Sean Murphy, SeafoodSource online editor

Published on
February 12, 2015

The U.S. Government Accountability Office (GAO) has labeled a controversial catfish inspection program a waste of taxpayer dollars once again, citing the program in its latest “High-Risk Series” sent to congressional committees.

The program, which requires the U.S. Department of Agriculture (USDA) to inspect imports of catfish, in addition to inspections already carried out by the U.S. Food and Drug Administration (FDA), has been lambasted by a multitude of U.S. Congressmen, taxpayer watchdog groups, and seafood industry leaders as duplicative and wasteful.

In the latest document published this week, the GAO notes it has called for repeal of the program, added to the 2008 Farm Bill.
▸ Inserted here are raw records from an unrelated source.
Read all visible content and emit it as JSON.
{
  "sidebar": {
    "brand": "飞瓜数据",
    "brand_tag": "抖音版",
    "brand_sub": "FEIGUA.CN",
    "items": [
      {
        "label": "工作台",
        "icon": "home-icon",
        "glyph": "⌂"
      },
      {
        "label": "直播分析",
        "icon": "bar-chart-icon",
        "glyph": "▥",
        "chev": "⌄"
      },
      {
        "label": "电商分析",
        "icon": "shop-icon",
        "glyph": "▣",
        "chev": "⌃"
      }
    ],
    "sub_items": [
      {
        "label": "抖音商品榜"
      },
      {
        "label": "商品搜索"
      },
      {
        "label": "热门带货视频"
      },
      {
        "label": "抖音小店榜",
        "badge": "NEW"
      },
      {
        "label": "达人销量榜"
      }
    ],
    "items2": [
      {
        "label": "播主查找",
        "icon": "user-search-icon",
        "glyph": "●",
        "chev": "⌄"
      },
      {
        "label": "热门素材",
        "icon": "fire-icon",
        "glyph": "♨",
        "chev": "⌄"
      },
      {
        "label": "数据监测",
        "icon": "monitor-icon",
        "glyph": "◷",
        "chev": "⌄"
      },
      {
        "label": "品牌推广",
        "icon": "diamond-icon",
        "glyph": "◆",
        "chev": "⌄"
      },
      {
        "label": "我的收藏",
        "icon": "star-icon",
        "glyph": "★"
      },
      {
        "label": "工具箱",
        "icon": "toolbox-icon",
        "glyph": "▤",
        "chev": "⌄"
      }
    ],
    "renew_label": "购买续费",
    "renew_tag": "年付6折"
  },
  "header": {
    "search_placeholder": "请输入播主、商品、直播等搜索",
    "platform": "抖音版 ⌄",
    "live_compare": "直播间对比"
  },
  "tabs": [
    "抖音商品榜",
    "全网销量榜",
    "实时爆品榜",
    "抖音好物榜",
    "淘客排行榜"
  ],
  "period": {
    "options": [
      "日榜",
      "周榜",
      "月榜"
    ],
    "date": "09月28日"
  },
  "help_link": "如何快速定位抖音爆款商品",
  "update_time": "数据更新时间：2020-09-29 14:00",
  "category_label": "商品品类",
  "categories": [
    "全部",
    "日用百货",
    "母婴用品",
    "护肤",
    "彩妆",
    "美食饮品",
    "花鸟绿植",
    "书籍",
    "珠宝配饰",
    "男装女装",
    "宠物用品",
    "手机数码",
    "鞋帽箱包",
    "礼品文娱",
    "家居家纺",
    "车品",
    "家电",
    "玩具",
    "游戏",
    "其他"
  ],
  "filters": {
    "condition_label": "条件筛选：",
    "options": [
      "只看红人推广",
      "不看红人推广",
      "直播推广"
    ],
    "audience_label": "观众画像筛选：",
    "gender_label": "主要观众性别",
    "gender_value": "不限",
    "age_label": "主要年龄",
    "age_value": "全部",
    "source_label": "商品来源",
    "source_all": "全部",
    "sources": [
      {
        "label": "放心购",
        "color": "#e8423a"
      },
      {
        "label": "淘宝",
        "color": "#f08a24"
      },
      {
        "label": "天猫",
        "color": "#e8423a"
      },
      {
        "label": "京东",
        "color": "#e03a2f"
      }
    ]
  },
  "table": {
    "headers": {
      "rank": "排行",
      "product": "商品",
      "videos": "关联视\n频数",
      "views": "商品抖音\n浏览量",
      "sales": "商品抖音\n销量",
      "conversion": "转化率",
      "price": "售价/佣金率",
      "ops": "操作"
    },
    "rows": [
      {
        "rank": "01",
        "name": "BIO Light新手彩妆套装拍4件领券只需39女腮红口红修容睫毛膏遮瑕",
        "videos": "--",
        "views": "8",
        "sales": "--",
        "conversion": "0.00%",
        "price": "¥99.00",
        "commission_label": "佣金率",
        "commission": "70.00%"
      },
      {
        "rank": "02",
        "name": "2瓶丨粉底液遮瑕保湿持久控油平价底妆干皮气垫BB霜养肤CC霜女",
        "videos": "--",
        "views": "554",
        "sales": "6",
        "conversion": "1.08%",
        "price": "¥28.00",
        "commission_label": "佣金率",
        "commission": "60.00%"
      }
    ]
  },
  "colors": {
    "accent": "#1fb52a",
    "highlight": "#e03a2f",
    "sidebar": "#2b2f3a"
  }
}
“However, the 2014 Farm Bill instead modified these provisions to require the (U.S.) Secretary of Agriculture to enter into a memorandum of understanding (MOU) with the commissioner of FDA that would ensure that inspection of catfish conducted by (USDA) and FDA are not duplicative. We maintain that such an MOU does not address the fundamental problem, which is that (USDA)’s catfish program, if implemented, would result in duplication of activities and an inefficient use of taxpayer funds.”

The National Fisheries Institute (NFI) has been one of the program’s chief critics, charging that special interests, namely the Mississippi domestic catfish industry, are behind the pushing of the program. In a statement today, NFI Spokesman Gavin Gibbons said the latest publication marks the 8th time the GAO has called for action to stop the program.

“We can find no other single Federal program that has been targeted by GAO as many times as USDA catfish,” Gibbons wrote. “The program is a wasteful, special interest handout and attempts to conceal that have failed miserably.”